In an interview with The Gold Report, the Canadian gold and silver analyst Mike Kachanovsky, a.k.a. "Mexico Mike", stated that the precious metals bull market still has plenty of life left in it yet. Kachanovsky expects the world's current economic problems to persist, and that central banks will continue to monetise debt – which will eventually have inflationary consequences. This will benefit mining stocks and, according to Kachanovsky, especially benefit Mexican silver producers.
Despite the drug war in Mexico, Kachanovsky feels confident about the quality and the good prospects of the country's silver producers. He visits Mexico regularly, and notes that production is only slightly affected by the war between the Mexican government and the country's main drug cartels. There are many good reasons to invest in Mexican silver producers, as most companies are highly profitable and have strong balance sheets. In his view, Mexican mines generally have greater potential for growth in comparison with mines in many other producing countries.
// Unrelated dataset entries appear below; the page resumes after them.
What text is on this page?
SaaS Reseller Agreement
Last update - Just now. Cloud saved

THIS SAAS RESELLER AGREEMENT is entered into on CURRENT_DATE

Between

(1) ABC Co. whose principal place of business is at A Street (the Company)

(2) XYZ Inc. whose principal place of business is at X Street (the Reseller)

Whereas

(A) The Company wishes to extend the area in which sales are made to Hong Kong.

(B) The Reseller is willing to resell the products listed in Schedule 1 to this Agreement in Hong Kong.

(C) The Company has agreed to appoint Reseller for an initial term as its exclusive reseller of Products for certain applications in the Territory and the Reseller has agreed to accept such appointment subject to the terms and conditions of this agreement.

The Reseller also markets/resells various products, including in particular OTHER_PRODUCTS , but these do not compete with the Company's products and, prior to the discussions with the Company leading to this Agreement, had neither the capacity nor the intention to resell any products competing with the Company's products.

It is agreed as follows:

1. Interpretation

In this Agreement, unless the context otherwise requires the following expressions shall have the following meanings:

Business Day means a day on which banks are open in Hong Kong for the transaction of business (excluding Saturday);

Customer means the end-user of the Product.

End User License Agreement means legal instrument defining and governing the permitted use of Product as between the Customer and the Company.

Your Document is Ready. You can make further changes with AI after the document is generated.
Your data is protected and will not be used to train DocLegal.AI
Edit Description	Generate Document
But besides considering the excellent fundamental data, investors also have to keep an eye on the political situation in Mexico, with increasing numbers believing the country is spinning out of control. The drug war between the government and the country's main cartels is escalating and claiming more and more casualties. While mine production has not been hindered thus far by the conflict, senior mining employees are in danger of being kidnapped in exchange for ransom. Thus, the managerial staff travel with armed bodyguards. But putting to one side the cartel wars, Mexico offers one of the best opportunities for investing in junior gold and silver producers.
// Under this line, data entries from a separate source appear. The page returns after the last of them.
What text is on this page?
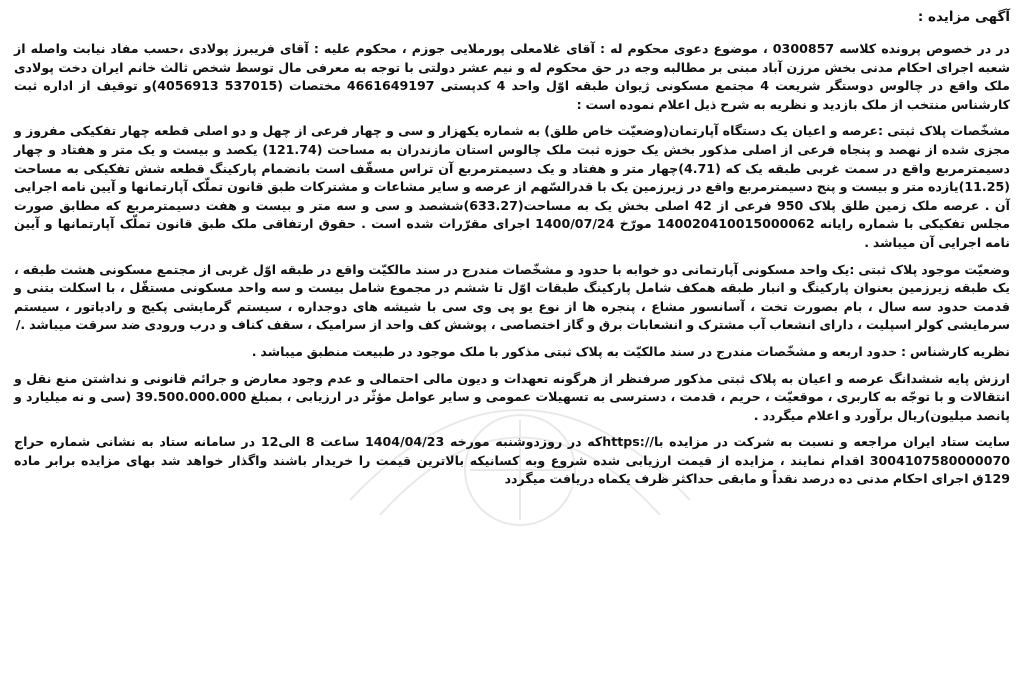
آگهی مزایده :

در در خصوص پرونده کلاسه 0300857 ، موضوع دعوی محکوم له : آقای غلامعلی پورملایی جوزم ، محکوم علیه : آقای فریبرز پولادی ،حسب مفاد نیابت واصله از شعبه اجرای احکام مدنی بخش مرزن آباد مبنی بر مطالبه وجه در حق محکوم له و نیم عشر دولتی با توجه به معرفی مال توسط شخص ثالث خانم ایران دخت پولادی ملک واقع در چالوس دوستگر شریعت 4 مجتمع مسکونی ژیوان طبقه اوّل واحد 4 کدپستی 4661649197 مختصات (537015 4056913)و توقیف از اداره ثبت کارشناس منتخب از ملک بازدید و نظریه به شرح ذیل اعلام نموده است :

مشخّصات پلاک ثبتی :عرصه و اعیان یک دستگاه آپارتمان(وضعیّت خاص طلق) به شماره یکهزار و سی و چهار فرعی از چهل و دو اصلی قطعه چهار تفکیکی مفروز و مجزی شده از نهصد و پنجاه فرعی از اصلی مذکور بخش یک حوزه ثبت ملک چالوس استان مازندران به مساحت (121.74) یکصد و بیست و یک متر و هفتاد و چهار دسیمترمربع واقع در سمت غربی طبقه یک که (4.71)چهار متر و هفتاد و یک دسیمترمربع آن تراس مسقّف است بانضمام پارکینگ قطعه شش تفکیکی به مساحت (11.25)یازده متر و بیست و پنج دسیمترمربع واقع در زیرزمین یک با قدرالسّهم از عرصه و سایر مشاعات و مشترکات طبق قانون تملّک آپارتمانها و آیین نامه اجرایی آن . عرصه ملک زمین طلق پلاک 950 فرعی از 42 اصلی بخش یک به مساحت(633.27)ششصد و سی و سه متر و بیست و هفت دسیمترمربع که مطابق صورت مجلس تفکیکی با شماره رایانه 140020410015000062 مورّخ 1400/07/24 اجرای مقرّرات شده است . حقوق ارتفاقی ملک طبق قانون تملّک آپارتمانها و آیین نامه اجرایی آن میباشد .

وضعیّت موجود پلاک ثبتی :یک واحد مسکونی آپارتمانی دو خوابه با حدود و مشخّصات مندرج در سند مالکیّت واقع در طبقه اوّل غربی از مجتمع مسکونی هشت طبقه ، یک طبقه زیرزمین بعنوان پارکینگ و انبار طبقه همکف شامل پارکینگ طبقات اوّل تا ششم در مجموع شامل بیست و سه واحد مسکونی مستقّل ، با اسکلت بتنی و قدمت حدود سه سال ، بام بصورت تخت ، آسانسور مشاع ، پنجره ها از نوع یو پی وی سی با شیشه های دوجداره ، سیستم گرمایشی پکیج و رادیاتور ، سیستم سرمایشی کولر اسپلیت ، دارای انشعاب آب مشترک و انشعابات برق و گاز اختصاصی ، پوشش کف واحد از سرامیک ، سقف کناف و درب ورودی ضد سرقت میباشد ./

نظریه کارشناس : حدود اربعه و مشخّصات مندرج در سند مالکیّت به پلاک ثبتی مذکور با ملک موجود در طبیعت منطبق میباشد .

ارزش پایه ششدانگ عرصه و اعیان به پلاک ثبتی مذکور صرفنظر از هرگونه تعهدات و دیون مالی احتمالی و عدم وجود معارض و جرائم قانونی و نداشتن منع نقل و انتقالات و با توجّه به کاربری ، موقعیّت ، حریم ، قدمت ، دسترسی به تسهیلات عمومی و سایر عوامل مؤثّر در ارزیابی ، بمبلغ 39.500.000.000 (سی و نه میلیارد و پانصد میلیون)ریال برآورد و اعلام میگردد .

سایت ستاد ایران مراجعه و نسبت به شرکت در مزایده با//:httpsکه در روزدوشنبه مورخه 1404/04/23 ساعت 8 الی12 در سامانه ستاد به نشانی شماره حراج 3004107580000070 اقدام نمایند ، مزایده از قیمت ارزیابی شده شروع وبه کسانیکه بالاترین قیمت را خریدار باشند واگذار خواهد شد بهای مزایده برابر ماده 129ق اجرای احکام مدنی ده درصد نقداً و مابقی حداکثر ظرف یکماه دریافت میگردد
Kachanovsky is particularly optimistic about the silver price. He is convinced that the silver price will break the $50 mark to the upside upon conclusion of its current correction phase, and thinks that the economic problems triggered by the financial crisis will continue to hold a strong grip on the world for years to come. Kachanovsky advises that buying gold and silver is a must for anyone interested in preservation of capital in the years ahead.
Investors who prefer taking risks might diversify their capital into junior explorers or – more conservatively – established gold and silver producers. Inflationary monetary policies from central banks will support gold and silver prices. Rising prices at the metals markets will in turn benefit mining stocks.